T-cells play a crucial role in progression of vitiligo however initial steps in triggering melanocyte death remain unknown. Using blood and skin samples from vitiligo patients and healthy volunteers, we demonstrated increased presence of type-1 innate lymphoid cells (NK and ILC1)-producing interferon gamma (IFNg) in the blood and in non-lesional skin of vitiligo patients. Melanocytes of vitiligo patients have strong basal expression of chemokine-receptor-3 (CXCR3) isoform B which is directly regulated by IFNg. CXCR3B activation by CXCL10 at the surface of melanocytes induces their initial apoptosis. The remaining melanocytes, activated by the IFNg production, express co-stimulatory markers which trigger T-cell proliferation and subsequent anti-melanocytic immunity. Inhibiting the CXCR3B activation prevents this initial apoptosis and the further activation of T cells. Our results emphasize the key role of CXCR3B in the initial apoptosis of melanocytes and identify CXCR3B as a new target to prevent and to treat vitiligo by acting at the very early steps in their destruction (results submitted).
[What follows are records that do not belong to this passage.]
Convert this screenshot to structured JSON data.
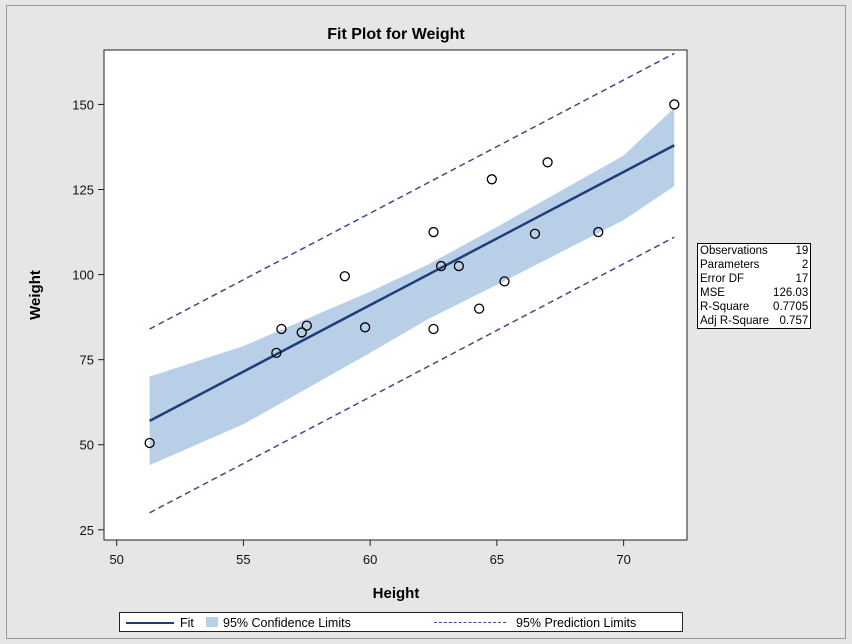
{
  "chart_data": {
    "type": "scatter",
    "title": "Fit Plot for Weight",
    "xlabel": "Height",
    "ylabel": "Weight",
    "xlim": [
      49.5,
      72.5
    ],
    "ylim": [
      22,
      166
    ],
    "x_ticks": [
      50,
      55,
      60,
      65,
      70
    ],
    "y_ticks": [
      25,
      50,
      75,
      100,
      125,
      150
    ],
    "grid": false,
    "legend_position": "bottom",
    "points": [
      {
        "x": 51.3,
        "y": 50.5
      },
      {
        "x": 56.3,
        "y": 77
      },
      {
        "x": 56.5,
        "y": 84
      },
      {
        "x": 57.3,
        "y": 83
      },
      {
        "x": 57.5,
        "y": 85
      },
      {
        "x": 59.0,
        "y": 99.5
      },
      {
        "x": 59.8,
        "y": 84.5
      },
      {
        "x": 62.5,
        "y": 112.5
      },
      {
        "x": 62.5,
        "y": 84
      },
      {
        "x": 62.8,
        "y": 102.5
      },
      {
        "x": 63.5,
        "y": 102.5
      },
      {
        "x": 64.3,
        "y": 90
      },
      {
        "x": 64.8,
        "y": 128
      },
      {
        "x": 65.3,
        "y": 98
      },
      {
        "x": 66.5,
        "y": 112
      },
      {
        "x": 67.0,
        "y": 133
      },
      {
        "x": 69.0,
        "y": 112.5
      },
      {
        "x": 72.0,
        "y": 150
      }
    ],
    "fit": {
      "x": [
        51.3,
        72.0
      ],
      "y": [
        57,
        138
      ]
    },
    "confidence_band": {
      "x": [
        51.3,
        55,
        60,
        62.3,
        65,
        70,
        72.0
      ],
      "upper": [
        70,
        79,
        95,
        103,
        114,
        135,
        149
      ],
      "lower": [
        44,
        56,
        77,
        87,
        97,
        116,
        126
      ]
    },
    "prediction_limits": {
      "x": [
        51.3,
        72.0
      ],
      "upper": [
        84,
        165
      ],
      "lower": [
        30,
        111
      ]
    },
    "series_colors": {
      "fit": "#1f3d7a",
      "confidence": "#b9cfe8",
      "prediction": "#3a4f86",
      "points": "#000000"
    }
  },
  "stats": [
    {
      "label": "Observations",
      "value": "19"
    },
    {
      "label": "Parameters",
      "value": "2"
    },
    {
      "label": "Error DF",
      "value": "17"
    },
    {
      "label": "MSE",
      "value": "126.03"
    },
    {
      "label": "R-Square",
      "value": "0.7705"
    },
    {
      "label": "Adj R-Square",
      "value": "0.757"
    }
  ],
  "legend": {
    "fit": "Fit",
    "confidence": "95% Confidence Limits",
    "prediction": "95% Prediction Limits"
  }
}
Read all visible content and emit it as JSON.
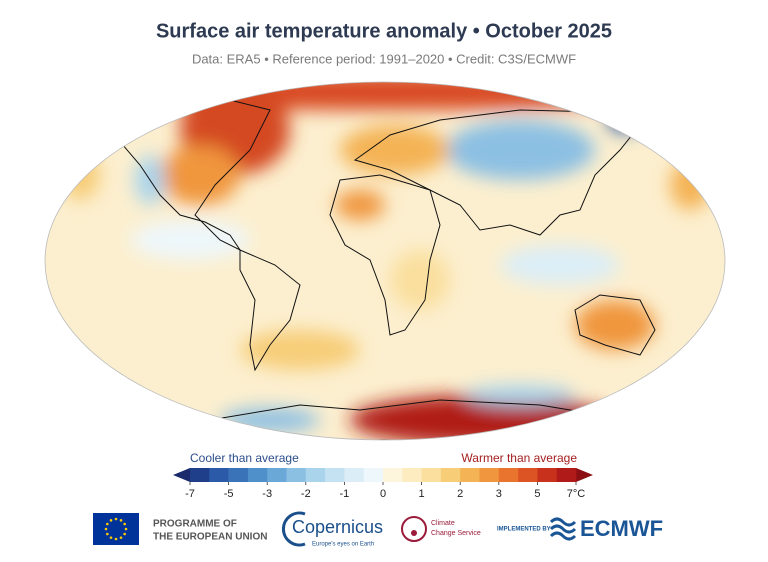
{
  "title": "Surface air temperature anomaly • October 2025",
  "subtitle": "Data: ERA5 • Reference period: 1991–2020 • Credit: C3S/ECMWF",
  "legend": {
    "cooler_label": "Cooler than average",
    "warmer_label": "Warmer than average",
    "ticks": [
      -7,
      -5,
      -3,
      -2,
      -1,
      0,
      1,
      2,
      3,
      5,
      {
        "value": 7,
        "label": "7°C"
      }
    ],
    "colors": [
      "#1f3f8a",
      "#2b5ba8",
      "#3a73b8",
      "#4f8fca",
      "#6aa8d8",
      "#8cc0e3",
      "#a9d4ec",
      "#c4e2f2",
      "#dbeef7",
      "#eef7fb",
      "#fdf6dc",
      "#fcecc0",
      "#fadf9e",
      "#f7cd78",
      "#f4b355",
      "#f0963e",
      "#e8742d",
      "#dc5424",
      "#c8321c",
      "#b01a18"
    ],
    "under_color": "#1a2a6c",
    "over_color": "#8c0f14"
  },
  "logos": {
    "eu": [
      "PROGRAMME OF",
      "THE EUROPEAN UNION"
    ],
    "copernicus": "Copernicus",
    "copernicus_tagline": "Europe's eyes on Earth",
    "c3s": [
      "Climate",
      "Change Service"
    ],
    "implemented_by": "IMPLEMENTED BY",
    "ecmwf": "ECMWF"
  }
}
3-Visible light in pigmentation

Acquired facultative pigmentation also called tan is achieved after sun exposure. The impact of ultraviolet (UV) B and A is now well demonstrated. More recently, irradiation of the skin of healthy volunteers with visible light showed a potent and long lasting hyperpigmentation. However, data on other cell types previously shown that the effect of the different wavelengths of visible light can produce different and sometimes opposite biologic effects. Thus we studied in healthy volunteers’ skin the impact of blue-violet (415nm) and red (630nm) light. We demonstrated that blue light induces a potent and long lasting hyperpigmentation using ‘physiological’ irradiances that are delivered by following 1h30 to 3h of sun exposure during summer period while the red light does not induce any pigmentation. Histological study showed a significant increase of sunburn cells and p53 positive cells after UVB but not after blue light exposure. The conclusions are that the shorter wavelengths of the visible spectrum are responsible for the visible-induced pigmentation and that the processes involved are different from those involved in UV-induced pigmentation (Pigment Cell Melanoma Res. 2014;27:822-6). Furthermore, we have demonstrated in a clinical trial that sunscreen having protection against UVA/UVB and against the shorter wavelengths of visible light provides statistically significant improved protection against melasma relapses compared to the same sunscreen with UVA/UVB protection but devoid of protection against visible light (J Am Acad Dermatol. 2015;72:189-90). This sunscreen is now commercialized. More recently, we dissected the pathway involved in visible light-induced hyperpigmentation. We showed that melanocytes sense the blue light with a specific senor called OPSIN3. We demonstrated all the downstream pathway and explained why dark-skinned individuals are more prone to develop hyperpigmentation after blue light exposure. We also showed that after irradiation, tyrosinase complexes are formed leading to a stabilization of tyrosinase activity, thus explaining why visible light induces such a long-lasting hyperpigmentation (J Invest Dermatol. 2018 Jan;138(1):171-178).  Further works on the impact of visible light on the skin are ongoing.